363-0445-00L Production and Operations Management
|jährlich wiederkehrende Veranstaltung
|This core course provides insights into the basic theories, principles, concepts, and techniques used to design, analyze, and improve the operational capabilities of an organization.
|This course provides students a broad theoretical basis for understanding, analyzing, designing, and improving operations. After completing this course:
1. Students can apply key concepts of POM to detail an operations strategy.
2. Students can conduct basic process mapping analysis and elaborate on the limitations of the chosen method.
3. Students can calculate the needed capacity to meet demand.
4. Students can select and use problem-solving tools and methods.
5. Students can select and use the basic tools of lean thinking to improve the productivity of production and service operations.
6. Students can explain how new technologies and servitization affect production and operations management.
7. Additional skills: Students acquire experience in teamwork, report writing, and presentation.

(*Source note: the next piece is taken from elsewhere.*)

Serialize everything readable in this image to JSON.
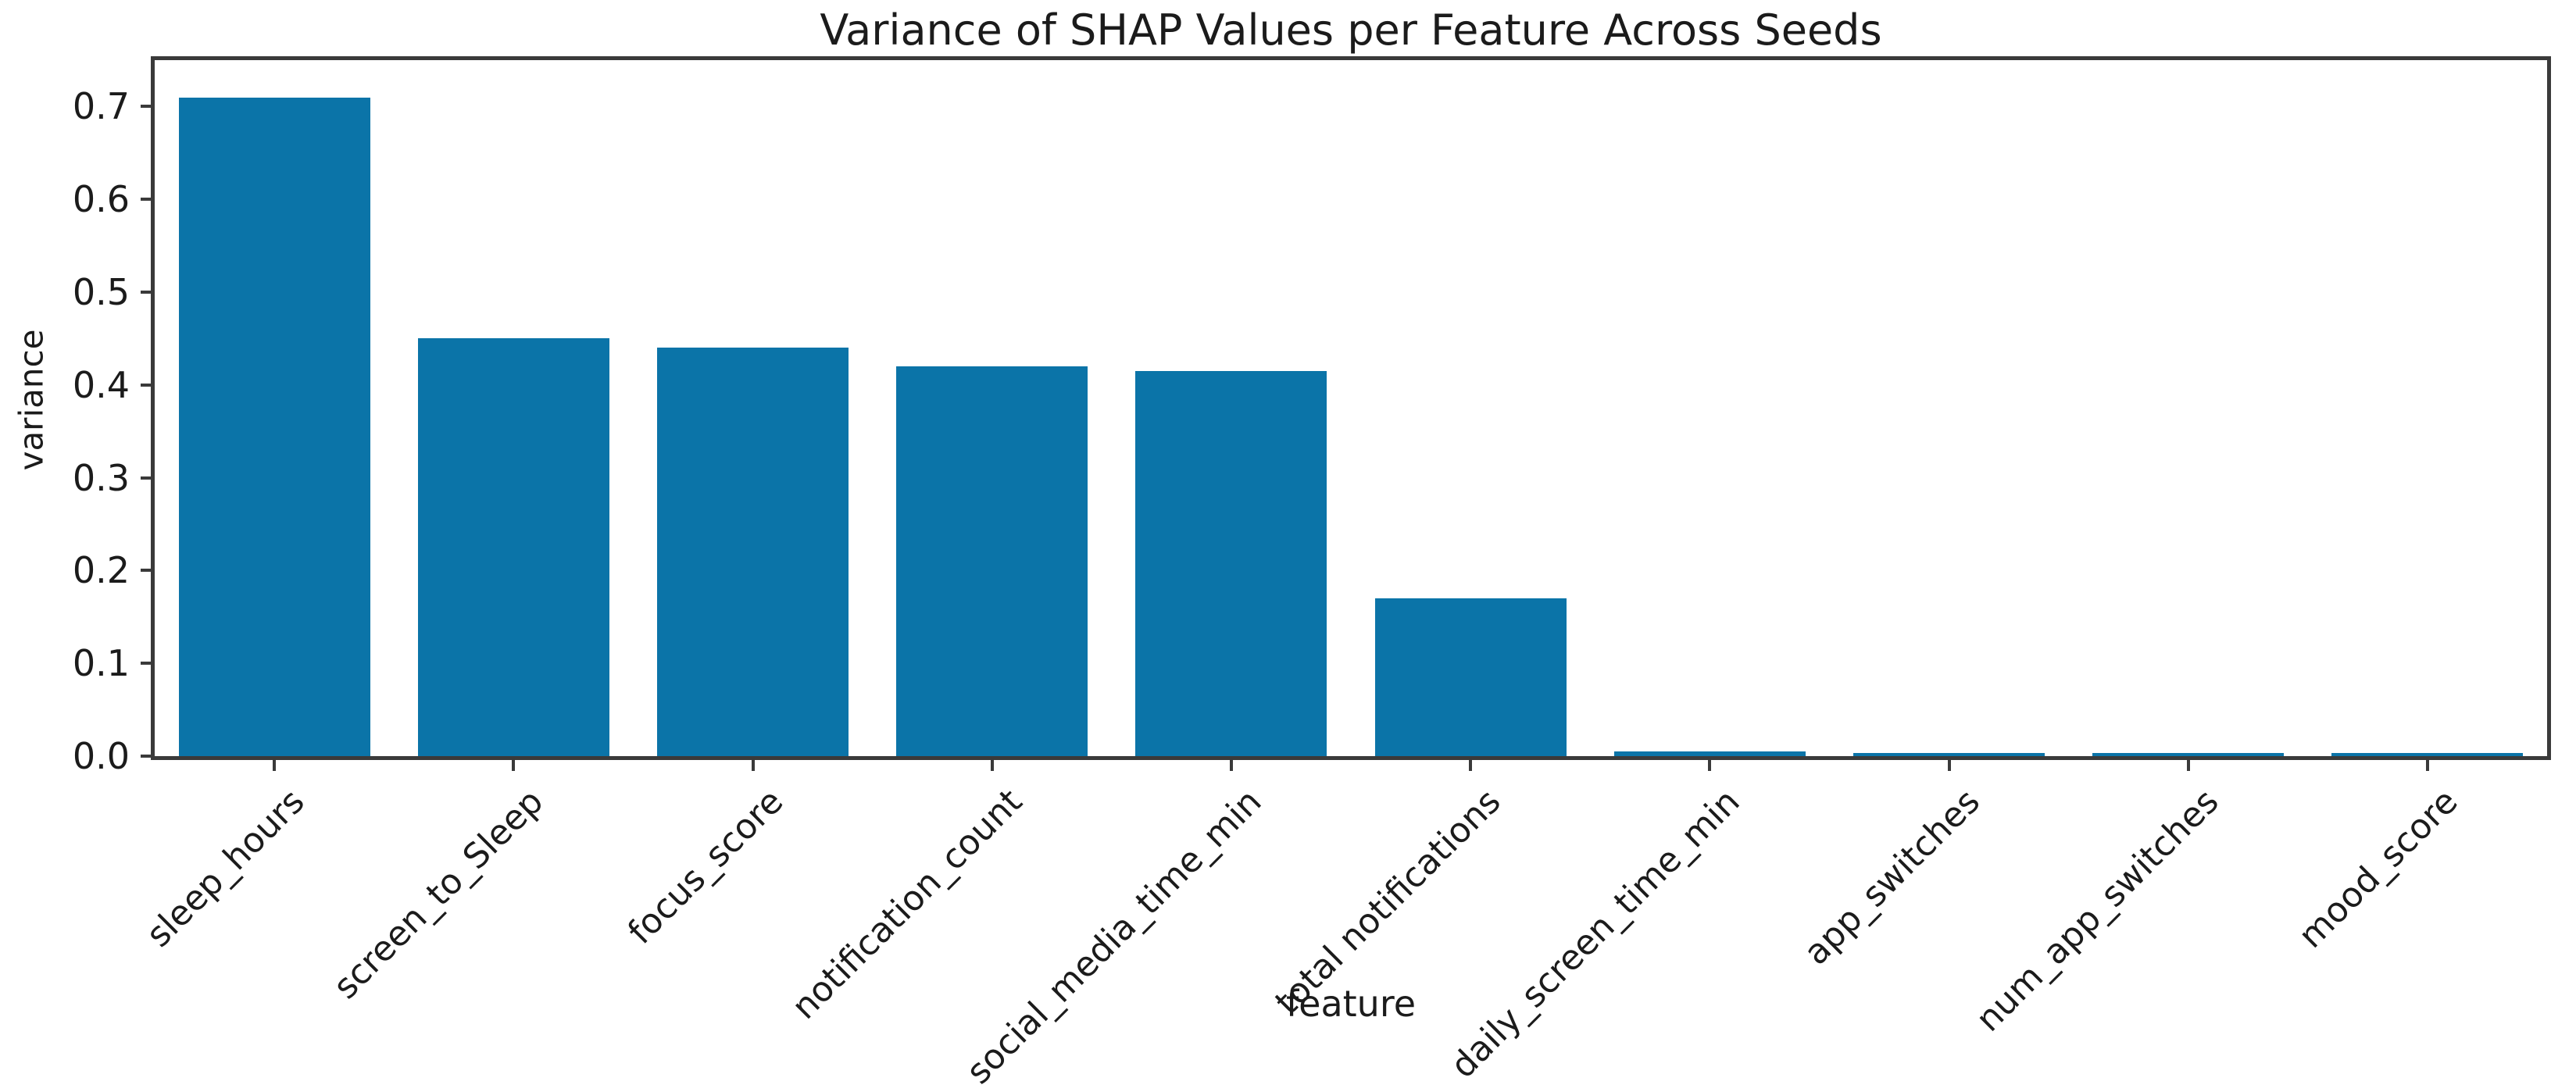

|The course covers the most fundamental strategic and tactical concepts in production and operations management (POM).
POM is concerned with the business processes that transform input into output and deliver products and services to customers. POM is much more than what takes place inside the production facilities of companies like ABB, Boeing, BMW, LEGO, Nestlé, Roche, TESLA, and Toyota, to mention a few (although factory management is important and a big part of POM). Also, finance firms, professional service firms, media organizations, non-profit organizations, and public service companies are dependent on their operational capabilities. With the ongoing globalization and digitization of operations, POM has won a deserved status for providing a competitive advantage.
The following three fundamental areas in POM are covered: (1) Introduction to POM and operations strategy. (2) Operations design and management, including demand and capacity management, production planning and control, the role of inventory, lean management, service operations, and performance measurement. (3) Operations improvement, including problem-solving and the use of new technologies in POM ("Industry 4.0" / digitalization). Students can expect to learn a range of useful concepts, principles, and methods that can be used to design, analyze, and improve value-creating processes.
POM is concerned with the productivity of technology, people, and processes. Hence, POM is a generic research field, relevant to all business sectors. Yet, many of the examples and concepts of POM stem from the manufacturing sector, which for many years have been subject to global competition and learned how to develop effective and efficient operations.
|Suggested literature is provided in the syllabus.